Question

Find (a) north cross west (b) down dot south (c) east cross up (d) west dot west and (e) south cross south. Let each vector have unit magnitude.

Answer 1

Hint: We know that the dot product of two unit vectors is zero when they are perpendicular to each other and it is one if they are parallel to each other. Also, the cross product of two unit vectors is zero when they are parallel to each other. If the two unit vectors are perpendicular to each other, the resultant is another unit vector perpendicular to the both unit vectors. Assign the unit vector for each direction.

Complete step by step answer:
The dot product of unit vectors \[\hat i\] and \[\hat j\] is represented as, \[\hat i \cdot \hat j\] while the cross product of two vectors is represented as \[\hat i \times \hat j\].

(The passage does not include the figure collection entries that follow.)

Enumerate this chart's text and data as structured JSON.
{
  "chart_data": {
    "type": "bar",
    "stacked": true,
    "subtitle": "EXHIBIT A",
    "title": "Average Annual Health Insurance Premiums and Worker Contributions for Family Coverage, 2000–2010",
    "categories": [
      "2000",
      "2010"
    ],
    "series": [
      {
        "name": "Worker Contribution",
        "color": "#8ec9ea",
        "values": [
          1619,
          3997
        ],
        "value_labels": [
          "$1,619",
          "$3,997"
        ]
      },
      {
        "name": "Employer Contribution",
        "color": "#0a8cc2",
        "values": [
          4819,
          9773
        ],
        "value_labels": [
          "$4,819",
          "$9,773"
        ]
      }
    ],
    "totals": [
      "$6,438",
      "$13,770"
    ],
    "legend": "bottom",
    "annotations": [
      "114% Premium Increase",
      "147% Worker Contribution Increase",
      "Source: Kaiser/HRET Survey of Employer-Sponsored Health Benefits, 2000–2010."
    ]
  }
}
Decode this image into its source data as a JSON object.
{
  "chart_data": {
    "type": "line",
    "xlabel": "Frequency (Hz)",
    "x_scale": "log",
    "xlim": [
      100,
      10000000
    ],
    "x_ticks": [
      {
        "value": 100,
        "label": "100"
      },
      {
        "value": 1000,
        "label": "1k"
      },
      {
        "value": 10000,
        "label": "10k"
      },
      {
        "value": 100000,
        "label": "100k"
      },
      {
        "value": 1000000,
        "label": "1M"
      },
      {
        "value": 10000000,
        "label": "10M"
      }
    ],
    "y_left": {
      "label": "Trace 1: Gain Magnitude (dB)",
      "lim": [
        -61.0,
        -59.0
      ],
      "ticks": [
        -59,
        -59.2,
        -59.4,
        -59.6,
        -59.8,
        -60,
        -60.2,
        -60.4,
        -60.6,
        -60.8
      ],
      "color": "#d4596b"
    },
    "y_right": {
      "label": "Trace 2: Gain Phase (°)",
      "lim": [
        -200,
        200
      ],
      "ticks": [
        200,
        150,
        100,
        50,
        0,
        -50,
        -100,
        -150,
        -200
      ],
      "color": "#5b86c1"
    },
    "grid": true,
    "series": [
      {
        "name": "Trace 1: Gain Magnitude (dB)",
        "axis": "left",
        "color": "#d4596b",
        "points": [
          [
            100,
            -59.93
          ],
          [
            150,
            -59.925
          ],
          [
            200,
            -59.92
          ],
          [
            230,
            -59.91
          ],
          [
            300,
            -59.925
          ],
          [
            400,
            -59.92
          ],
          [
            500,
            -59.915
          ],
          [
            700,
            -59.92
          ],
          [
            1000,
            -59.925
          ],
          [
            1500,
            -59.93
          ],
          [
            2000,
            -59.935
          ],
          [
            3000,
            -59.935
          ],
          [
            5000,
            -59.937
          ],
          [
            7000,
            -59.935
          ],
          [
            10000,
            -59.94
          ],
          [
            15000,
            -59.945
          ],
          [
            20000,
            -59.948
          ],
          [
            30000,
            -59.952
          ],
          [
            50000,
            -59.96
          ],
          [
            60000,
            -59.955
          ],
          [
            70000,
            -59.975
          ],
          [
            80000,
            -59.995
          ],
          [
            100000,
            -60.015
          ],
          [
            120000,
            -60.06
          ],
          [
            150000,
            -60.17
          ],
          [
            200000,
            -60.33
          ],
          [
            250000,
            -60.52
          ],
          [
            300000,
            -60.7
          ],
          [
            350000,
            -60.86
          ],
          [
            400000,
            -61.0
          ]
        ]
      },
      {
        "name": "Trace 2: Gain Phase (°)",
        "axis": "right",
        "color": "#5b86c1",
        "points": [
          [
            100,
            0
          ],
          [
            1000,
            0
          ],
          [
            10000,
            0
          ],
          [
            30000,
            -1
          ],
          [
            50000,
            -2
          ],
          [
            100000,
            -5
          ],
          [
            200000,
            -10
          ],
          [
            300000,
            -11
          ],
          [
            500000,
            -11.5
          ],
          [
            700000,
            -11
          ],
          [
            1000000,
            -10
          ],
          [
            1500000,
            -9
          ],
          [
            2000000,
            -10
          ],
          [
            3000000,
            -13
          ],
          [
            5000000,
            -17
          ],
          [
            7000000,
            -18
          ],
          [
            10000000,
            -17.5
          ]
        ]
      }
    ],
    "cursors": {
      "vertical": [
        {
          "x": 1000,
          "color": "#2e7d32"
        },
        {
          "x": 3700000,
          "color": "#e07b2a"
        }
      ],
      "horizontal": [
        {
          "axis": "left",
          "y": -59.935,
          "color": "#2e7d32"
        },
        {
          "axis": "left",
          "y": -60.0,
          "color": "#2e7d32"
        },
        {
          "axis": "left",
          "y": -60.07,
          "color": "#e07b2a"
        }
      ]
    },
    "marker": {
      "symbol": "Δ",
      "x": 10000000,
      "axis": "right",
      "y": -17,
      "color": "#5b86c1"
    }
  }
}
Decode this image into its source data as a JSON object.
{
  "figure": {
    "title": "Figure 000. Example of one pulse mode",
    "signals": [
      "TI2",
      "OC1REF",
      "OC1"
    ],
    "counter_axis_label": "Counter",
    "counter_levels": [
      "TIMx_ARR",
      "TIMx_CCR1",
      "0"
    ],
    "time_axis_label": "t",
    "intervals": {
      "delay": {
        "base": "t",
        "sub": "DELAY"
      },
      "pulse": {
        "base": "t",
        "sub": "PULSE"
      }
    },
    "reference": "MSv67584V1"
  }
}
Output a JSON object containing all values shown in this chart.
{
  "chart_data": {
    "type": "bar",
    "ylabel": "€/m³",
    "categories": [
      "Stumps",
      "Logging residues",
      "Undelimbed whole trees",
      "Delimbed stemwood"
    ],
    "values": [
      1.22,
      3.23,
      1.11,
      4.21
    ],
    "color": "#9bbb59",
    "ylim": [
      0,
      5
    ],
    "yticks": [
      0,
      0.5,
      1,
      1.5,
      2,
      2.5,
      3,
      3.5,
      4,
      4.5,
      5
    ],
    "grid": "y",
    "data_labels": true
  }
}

We know that the dot product of two unit vectors is zero when they are perpendicular to each other and it is one if they are parallel to each other. Also, the cross product of two unit vectors is zero when they are parallel to each other. If the two unit vectors are perpendicular to each other, the resultant is another unit vector perpendicular to the both unit vectors.
\[\hat i \times \hat j = \hat k\]
\[\hat k \times \hat i = \hat j\]
\[\hat j \times \hat k = \hat i\]

We assume \[\hat i\] points towards East, \[\hat j\] points towards north and \[\hat k\] points towards upward.

North cross west
\[\hat j \times \left( { - \hat i} \right) = \hat i \times \hat j = \hat k\]
Therefore, the north cross west is in an upward direction.

Down dot south
\[ - \hat k \cdot \left( { - \hat j} \right) = 0\]
Therefore, down dot south is zero.

East cross up
\[\hat i \times \hat k = - \hat j\]
Therefore, the east cross up is southward.

West dot west
\[\left( { - \hat i} \right) \cdot \left( { - \hat i} \right) = 1\]
Therefore, west dot west is 1.

South cross south
\[\left( { - \hat j} \right) \times \left( { - \hat j} \right) = 0\]
Therefore, south cross south is zero.

Note:
Students should remember the cross products of two unit vectors. We know that the cross product \[\hat i \times \hat j = \hat k\]. But if the cross product is \[\hat j \times \hat i\], then the resultant is \[ - \hat k\]. In this way recall every cross product.